Private lawsuits are a necessary expedient in privacy legislation
Comprehensive information privacy legislation got off to a promising start in the 116th Congress, but even though key Senate and House leaders on both sides have worked to find bipartisan consensus, they have stalled over a few pivotal and more polarized issues.
No issue is more polarized than whether individuals should be able to bring lawsuits for privacy violations. Private lawsuits — especially consumer class actions — are anathema even to the most privacy-friendly companies, while for many consumer, privacy, and civil rights groups, they amount to foundational goals.
This divide is stark in bills from Sens. Roger Wicker (R-Miss.) and Maria Cantwell (D-Wash.) — respectively the chair and ranking member of the Senate Commerce Committee. They have many promising similarities, but on private lawsuits, they could scarcely be further apart. Wicker’s bill has no private right of action. Cantwell’s does, and it includes punitive damages, lawyer’s fees, statutory damages of $100 to $1,000 per day or the amount of actual damages and nothing to narrow claims.
This same gap reappears in dueling bills aimed at privacy for contact data and other personal information collected for COVID-19 pandemic response: a Republican bill with no individual right to sue, and a Democratic one with an expansive one.
Any federal privacy legislation will remain stalled so long as both sides sit in their own corners and have power to block the other (something quite likely whatever the outcome of elections). It will take some give on a private right action to get action.
My Brookings Institution colleagues and I proposed a solution for this pivotal sticking point in a recent report, “Bridging the gaps: A path forward on federal privacy legislation” — providing a remedy when misuse of personal information causes specific kinds of injuries that have been long-recognized in American law, but limiting damages and setting higher standards to bring private lawsuits for other violations of privacy law.
Our report is based on intensive public and private conversation across a spectrum of congressional staff, civil society, industry, and academics, as well as our own experience in following — and drafting — privacy legislation. We found a surprising level of agreement on much of the Wicker and Cantwell bills. In this light, we explored what sort of limited private litigation rights industry might live with, and what limits on such rights privacy advocates might accept.
Many industry representatives do not oppose all litigation, but are concerned about what they consider nuisance lawsuits and the potential for class actions and damages multipliers (like statutory damages, punitive damages, and multiple damages) to ratchet up the nuisance value of suits regardless of their merits. Advocates voiced two key purposes for private lawsuits: to give individuals redress for injuries stemming from violations of legally-protected privacy interests and to add force multipliers for federal and state government enforcement.
These interests anchor our private right of action recommendations. There is little doubt that damage multipliers — compounded by a large number of class action members — quickly reach the kind of risk exposure that gets management attention and adds nuisance value. Even a prominent privacy class action lawyer has said that the penalty of $500 per violation of the recent California Consumer Privacy Act can be excessive in many cases.

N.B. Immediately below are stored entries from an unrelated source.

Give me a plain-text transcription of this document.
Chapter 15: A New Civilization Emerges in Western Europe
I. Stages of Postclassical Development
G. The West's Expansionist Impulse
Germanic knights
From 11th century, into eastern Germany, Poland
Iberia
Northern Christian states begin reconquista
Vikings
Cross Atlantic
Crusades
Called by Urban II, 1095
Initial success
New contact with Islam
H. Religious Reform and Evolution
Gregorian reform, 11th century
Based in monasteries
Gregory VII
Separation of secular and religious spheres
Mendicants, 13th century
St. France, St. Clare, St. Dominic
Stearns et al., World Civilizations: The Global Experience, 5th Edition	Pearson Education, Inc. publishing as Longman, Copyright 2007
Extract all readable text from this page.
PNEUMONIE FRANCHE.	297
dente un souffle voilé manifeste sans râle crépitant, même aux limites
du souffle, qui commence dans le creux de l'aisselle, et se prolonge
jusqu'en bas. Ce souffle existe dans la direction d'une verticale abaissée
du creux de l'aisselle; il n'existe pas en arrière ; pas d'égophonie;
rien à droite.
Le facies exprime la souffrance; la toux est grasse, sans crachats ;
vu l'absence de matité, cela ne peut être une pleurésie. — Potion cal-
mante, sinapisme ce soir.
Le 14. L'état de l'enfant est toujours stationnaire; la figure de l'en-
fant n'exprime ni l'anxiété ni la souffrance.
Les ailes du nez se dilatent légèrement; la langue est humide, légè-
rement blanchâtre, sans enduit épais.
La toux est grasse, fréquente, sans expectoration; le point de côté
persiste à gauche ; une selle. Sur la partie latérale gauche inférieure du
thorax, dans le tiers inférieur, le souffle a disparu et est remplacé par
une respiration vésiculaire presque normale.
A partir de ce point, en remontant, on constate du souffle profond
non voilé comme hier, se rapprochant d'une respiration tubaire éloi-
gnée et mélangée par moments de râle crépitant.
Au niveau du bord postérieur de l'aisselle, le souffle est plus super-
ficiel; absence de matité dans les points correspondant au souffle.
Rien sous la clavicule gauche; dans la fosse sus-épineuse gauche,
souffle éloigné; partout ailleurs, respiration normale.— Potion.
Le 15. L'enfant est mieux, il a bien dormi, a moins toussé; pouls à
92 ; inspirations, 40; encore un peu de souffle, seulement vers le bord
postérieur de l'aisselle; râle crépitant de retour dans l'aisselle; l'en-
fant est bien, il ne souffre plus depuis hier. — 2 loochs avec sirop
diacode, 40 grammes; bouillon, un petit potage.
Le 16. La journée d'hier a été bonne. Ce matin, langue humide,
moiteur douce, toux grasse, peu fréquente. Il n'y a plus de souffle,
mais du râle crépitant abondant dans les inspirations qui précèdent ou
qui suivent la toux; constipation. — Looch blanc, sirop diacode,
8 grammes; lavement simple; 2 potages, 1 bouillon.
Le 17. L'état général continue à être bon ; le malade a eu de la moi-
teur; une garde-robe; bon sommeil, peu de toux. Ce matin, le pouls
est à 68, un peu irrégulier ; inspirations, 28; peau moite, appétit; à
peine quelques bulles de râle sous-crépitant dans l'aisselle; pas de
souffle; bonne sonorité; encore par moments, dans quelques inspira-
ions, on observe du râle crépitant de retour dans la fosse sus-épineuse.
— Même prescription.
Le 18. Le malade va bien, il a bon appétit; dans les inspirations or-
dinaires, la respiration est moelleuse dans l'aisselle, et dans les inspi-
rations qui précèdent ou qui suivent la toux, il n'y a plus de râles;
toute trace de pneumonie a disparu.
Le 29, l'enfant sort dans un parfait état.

Yet few would dispute that some kinds of privacy injuries deserve compensation. Take, for example, non-consensual pornography, use of spyware against a former spouse, financial loss caused by identity theft, or use of personal information in ways that violate antidiscrimination laws. These kinds of injuries have a history of remedies in common law and state and federal statutes for many decades.
Our approach is carefully calibrated to balance these interests, with procedural filters and limits on grounds for lawsuits and damages. Our proposal requires plaintiffs to prove a “knowing or reckless” violation for most legislative provisions and “willful or repeated” violation of the more administrative requirements, to prevent “gotcha” lawsuits for violations with less direct impact on individuals. Only foreseeable injuries of the clearly compensable kind described above would not be subject to these heightened standards.
We also would limit recovery to “actual damages” and reasonable attorney’s fees for most infractions — with higher, statutory damages only available if a plaintiff proves a “willful or repeated” violation of privacy legislation. Potential plaintiffs would have to provide a form of notice and opportunity to cure before bringing a private lawsuit — (as required under various state consumer protection laws) — and follow class action procedures adapted from the 1995 Private Securities Litigation Reform Act.
These recommendations will not satisfy maximalists on either side of the debate. But it will take this kind of balancing for privacy legislation to become law.
Both sides of the privacy debate have something to gain from finding middle ground — and something to lose from continued stalemate. For businesses, it is the opportunity for a consistent national standard. For advocates, it is the opportunity for effective privacy protections for all Americans, regardless of what state they live in or what kind of business they deal with. The longer we wait for a national privacy baseline, the worse off the American people and businesses are likely to be.
Cameron F. Kerry is a distinguished visiting fellow at the Brookings Institution and a visiting scholar at the MIT Media Lab. He previously served as general counsel and acting secretary of the United States Department of Commerce.